A branch tag creates a separate trunk in the CVS repository
(on top of the usual MAIN trunk). A developper can commit a change to the
MAIN trunk without affecting the other branch (rel-0.9.0). Imagine we reach a stable version 1.0 and we create
a new branch for that. Then Jon and Christian starts a major change in the
code (separate the interface from the playing engine or a major GUI redisegn or whatever):
they can keep on committing in the MAIN trunk, the stable branch will be unaffected. Now imagine also that a bug is found in the stable
branch: a fix can be committed in the stable branch only (even if this is unusual: most
of the time you want to apply the fix to the main trunk too, which you can do, of
course). Sometimes, part of the chages you've done in the main
trunk needs to be merged in the stable branch. This is possible (but a bit tricky).

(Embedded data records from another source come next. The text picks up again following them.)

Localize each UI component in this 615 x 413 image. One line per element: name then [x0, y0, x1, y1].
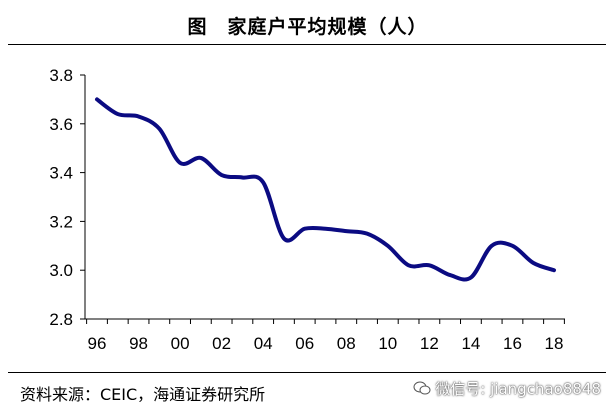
x-tick-label: 02	[212, 334, 231, 353]
top-divider	[8, 44, 606, 45]
x-tick-label: 04	[254, 334, 273, 353]
bottom-divider	[8, 372, 606, 373]
x-tick-label: 10	[378, 334, 397, 353]
title-area: 图 家庭户平均规模（人）	[0, 0, 615, 40]
watermark-text: 微信号: jiangchao8848	[435, 380, 601, 398]
x-tick-label: 00	[171, 334, 190, 353]
x-tick-label: 16	[503, 334, 522, 353]
source-note: 资料来源：CEIC，海通证券研究所	[20, 385, 266, 404]
x-tick-label: 08	[337, 334, 356, 353]
x-tick-label: 96	[88, 334, 107, 353]
x-tick-label: 98	[129, 334, 148, 353]
x-tick-label: 18	[545, 334, 564, 353]
x-tick-label: 12	[420, 334, 439, 353]
chart-title: 图 家庭户平均规模（人）	[187, 16, 428, 38]
y-tick-label: 3.2	[49, 212, 73, 231]
series-line	[95, 97, 556, 282]
y-tick-label: 2.8	[49, 310, 73, 329]
x-tick-label: 06	[295, 334, 314, 353]
axes	[84, 75, 565, 320]
y-tick-label: 3.8	[49, 66, 73, 85]
watermark: 微信号: jiangchao8848	[413, 378, 601, 399]
y-tick-label: 3.0	[49, 261, 73, 280]
x-tick-label: 14	[461, 334, 480, 353]
y-tick-label: 3.4	[49, 164, 73, 183]
x-axis-ticks: 96 98 00 02 04 06 08 10 12 14 16 18	[86, 319, 565, 353]
wechat-icon	[413, 381, 431, 395]
y-axis-ticks: 2.8 3.0 3.2 3.4 3.6 3.8	[49, 66, 85, 329]
y-tick-label: 3.6	[49, 115, 73, 134]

When you checkout the code from your repository, if
you ask for a specific non-branch tag, you check out exactly the version specified by
the tag. On the other hand, if you checkout specifying a branch
tag, you will check out the most recent version of each file *in the branch trunk*.
I also thinkn that it is generally suggested, when
creatnig a new branch, to first create a non branch tag and then a branch one 9exactly
on the same version of the files): this makes it easier to do a diff between
the most recent files on the branch trunk and "the base of the branch" (the
point on the main trunk where the branch started).
In any CVS-related documentation you should find a
graphical illustration of the branch thing.